CREATE TABLE sensor_readings (
timestamp DateTime,
latitude Float64,
longitude Float64,
temperature Float32,
h3_index Int64 -- We'll populate this
) ENGINE = MergeTree()
ORDER BY timestamp;
First, we need to populate the h3_index column. You can do this with a one-off ALTER TABLE or during insertion if you have the H3 library integrated. For this example, let’s assume we’re populating it after the fact. We’ll use an H3 resolution of 10, which gives hexagons roughly 150-200 meters across.
-- Assuming you have the H3 functions available (e.g., via a ClickHouse plugin or UDF)
ALTER TABLE sensor_readings ADD COLUMN h3_index Int64;
-- Populate the h3_index column
UPDATE sensor_readings
SET h3_index = h3_geo_to_h3(latitude, longitude, 10);
Now, let’s say we want to find all sensor readings within a 5km radius of a specific point (latitude 34.0522, longitude -118.2437).
SELECT
timestamp,
latitude,
longitude,
temperature
FROM sensor_readings
WHERE h3_is_within(h3_index, h3_k_ring(h3_geo_to_h3(34.0522, -118.2437, 10), 3)); -- k=3 for resolution 10 covers ~5km
This query is lightning fast because h3_k_ring generates a set of H3 indexes that contain the desired geographic area. ClickHouse then efficiently filters rows where h3_index is in that set. The k value (here, 3) is directly related to the radius and resolution. For resolution 10, a k of 3 is a good approximation of a 5km radius.
The real power comes from the hierarchical nature. H3 indexes are organized in a grid system where higher resolutions are nested within lower resolutions. This means you can easily perform aggregation and spatial joins across different levels of detail.
Consider aggregating average temperature by H3 cell at resolution 8.
SELECT
h3_index_to_parent(h3_index, 8) AS h3_res8_index,
avg(temperature) AS avg_temperature
FROM sensor_readings
GROUP BY h3_res8_index;
This query efficiently groups readings by larger H3 hexagons (resolution 8) and calculates the average temperature within each. You can join this aggregated data with other datasets or perform further spatial analysis.

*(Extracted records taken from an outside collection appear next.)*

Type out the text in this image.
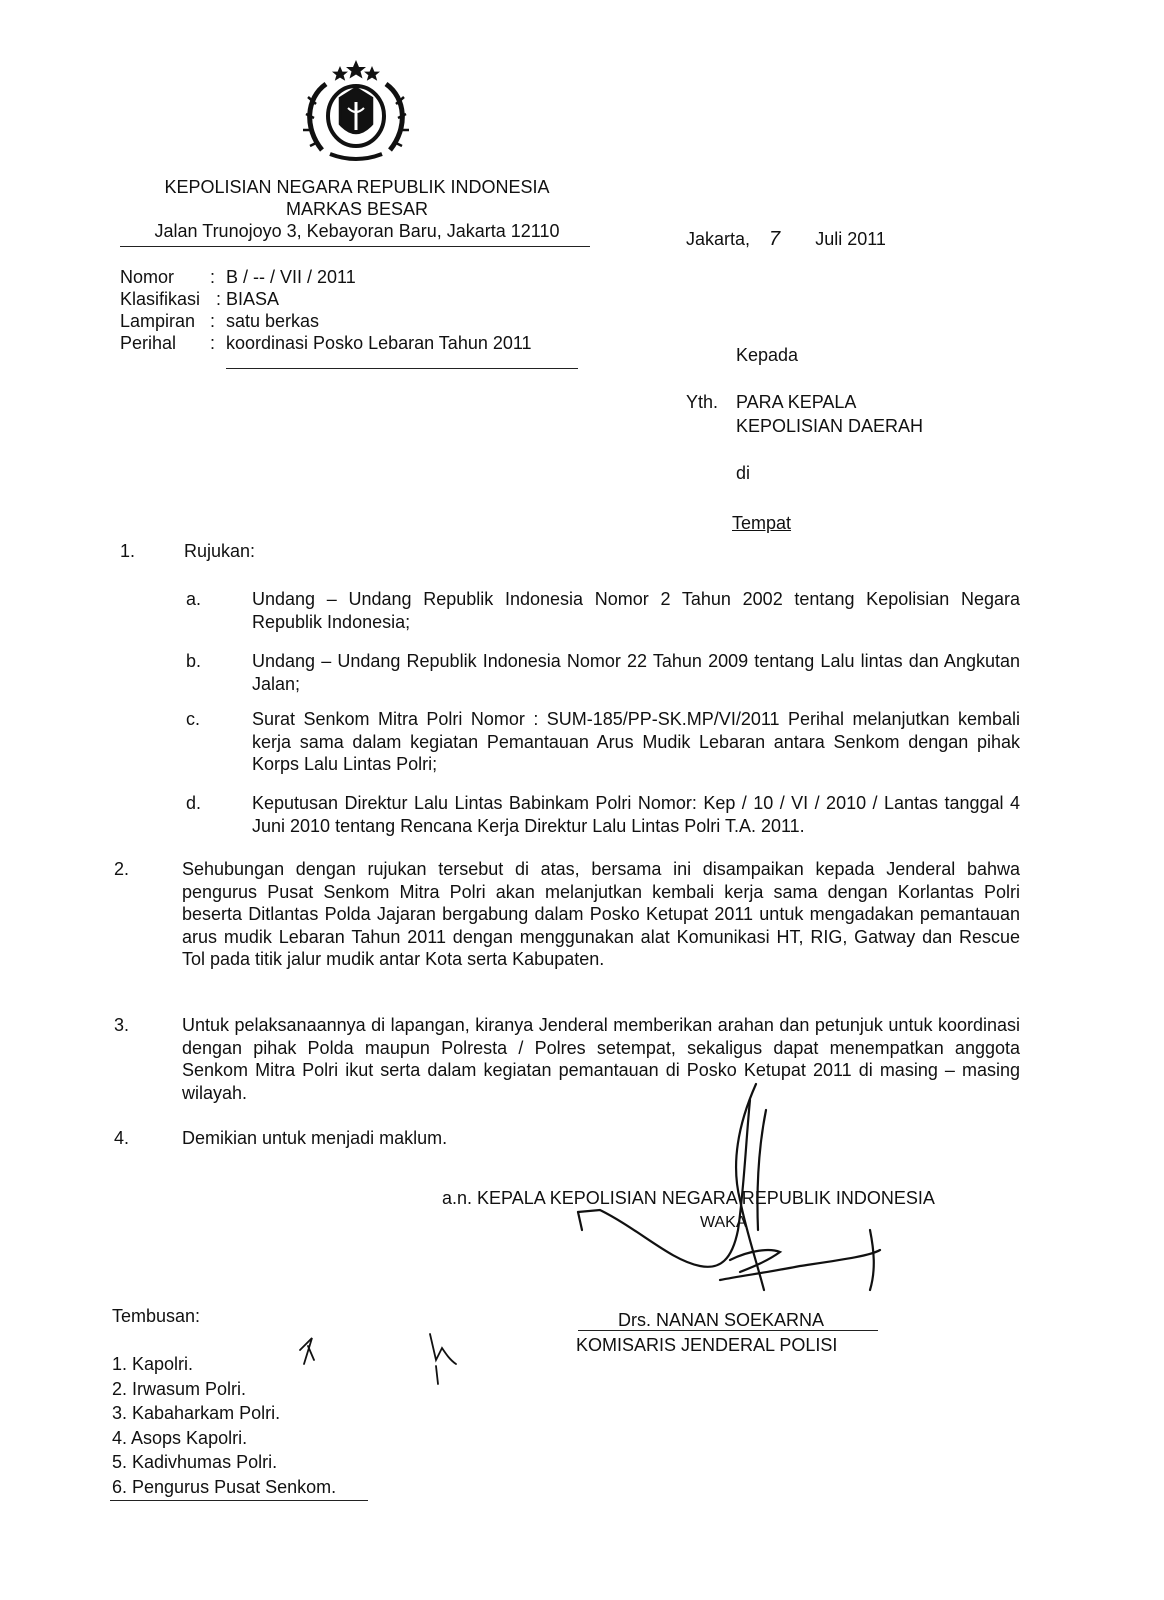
KEPOLISIAN NEGARA REPUBLIK INDONESIA
MARKAS BESAR
Jalan Trunojoyo 3, Kebayoran Baru, Jakarta 12110	Jakarta, 7 Juli 2011
Nomor	: B / -- / VII / 2011
Klasifikasi : BIASA
Lampiran : satu berkas
Perihal	: koordinasi Posko Lebaran Tahun 2011
Kepada
Yth. PARA KEPALA
KEPOLISIAN DAERAH
di
Tempat
1.	Rujukan:
a.	Undang – Undang Republik Indonesia Nomor 2 Tahun 2002 tentang Kepolisian Negara Republik Indonesia;
b.	Undang – Undang Republik Indonesia Nomor 22 Tahun 2009 tentang Lalu lintas dan Angkutan Jalan;
c.	Surat Senkom Mitra Polri Nomor : SUM-185/PP-SK.MP/VI/2011 Perihal melanjutkan kembali kerja sama dalam kegiatan Pemantauan Arus Mudik Lebaran antara Senkom dengan pihak Korps Lalu Lintas Polri;
d.	Keputusan Direktur Lalu Lintas Babinkam Polri Nomor: Kep / 10 / VI / 2010 / Lantas tanggal 4 Juni 2010 tentang Rencana Kerja Direktur Lalu Lintas Polri T.A. 2011.
2.	Sehubungan dengan rujukan tersebut di atas, bersama ini disampaikan kepada Jenderal bahwa pengurus Pusat Senkom Mitra Polri akan melanjutkan kembali kerja sama dengan Korlantas Polri beserta Ditlantas Polda Jajaran bergabung dalam Posko Ketupat 2011 untuk mengadakan pemantauan arus mudik Lebaran Tahun 2011 dengan menggunakan alat Komunikasi HT, RIG, Gatway dan Rescue Tol pada titik jalur mudik antar Kota serta Kabupaten.
3.	Untuk pelaksanaannya di lapangan, kiranya Jenderal memberikan arahan dan petunjuk untuk koordinasi dengan pihak Polda maupun Polresta / Polres setempat, sekaligus dapat menempatkan anggota Senkom Mitra Polri ikut serta dalam kegiatan pemantauan di Posko Ketupat 2011 di masing – masing wilayah.
4.	Demikian untuk menjadi maklum.
a.n. KEPALA KEPOLISIAN NEGARA REPUBLIK INDONESIA
WAKA
Drs. NANAN SOEKARNA
KOMISARIS JENDERAL POLISI
Tembusan:
1. Kapolri.
2. Irwasum Polri.
3. Kabaharkam Polri.
4. Asops Kapolri.
5. Kadivhumas Polri.
6. Pengurus Pusat Senkom.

The mental model you need is one of nested hexagons. Each H3 index represents a specific hexagonal cell on the Earth’s surface. A higher resolution index (e.g., resolution 12) is located entirely within a single lower resolution index (e.g., resolution 11). This parent-child relationship is key. When you query a radius, you’re not just finding cells near the point; you’re finding cells that are within the geographic area defined by the radius. The h3_k_ring function is smart; it returns the minimal set of hexagons at a given resolution that fully enclose a radius around a central hexagon.
The one thing most people don’t realize is that the k parameter in h3_k_ring isn’t a direct distance in meters, but rather a number of "steps" or hexagons away from the center. The actual geographic distance covered by a k ring depends heavily on the H3 resolution you’re using. At lower resolutions (larger hexagons), a k of 1 might span several kilometers, while at higher resolutions (smaller hexagons), a k of 5 might still be within a kilometer. You need to know your resolution to accurately translate k into a geographic radius.
Understanding these H3 functions and their resolution-dependent behavior is crucial for accurate spatial querying and analysis in ClickHouse.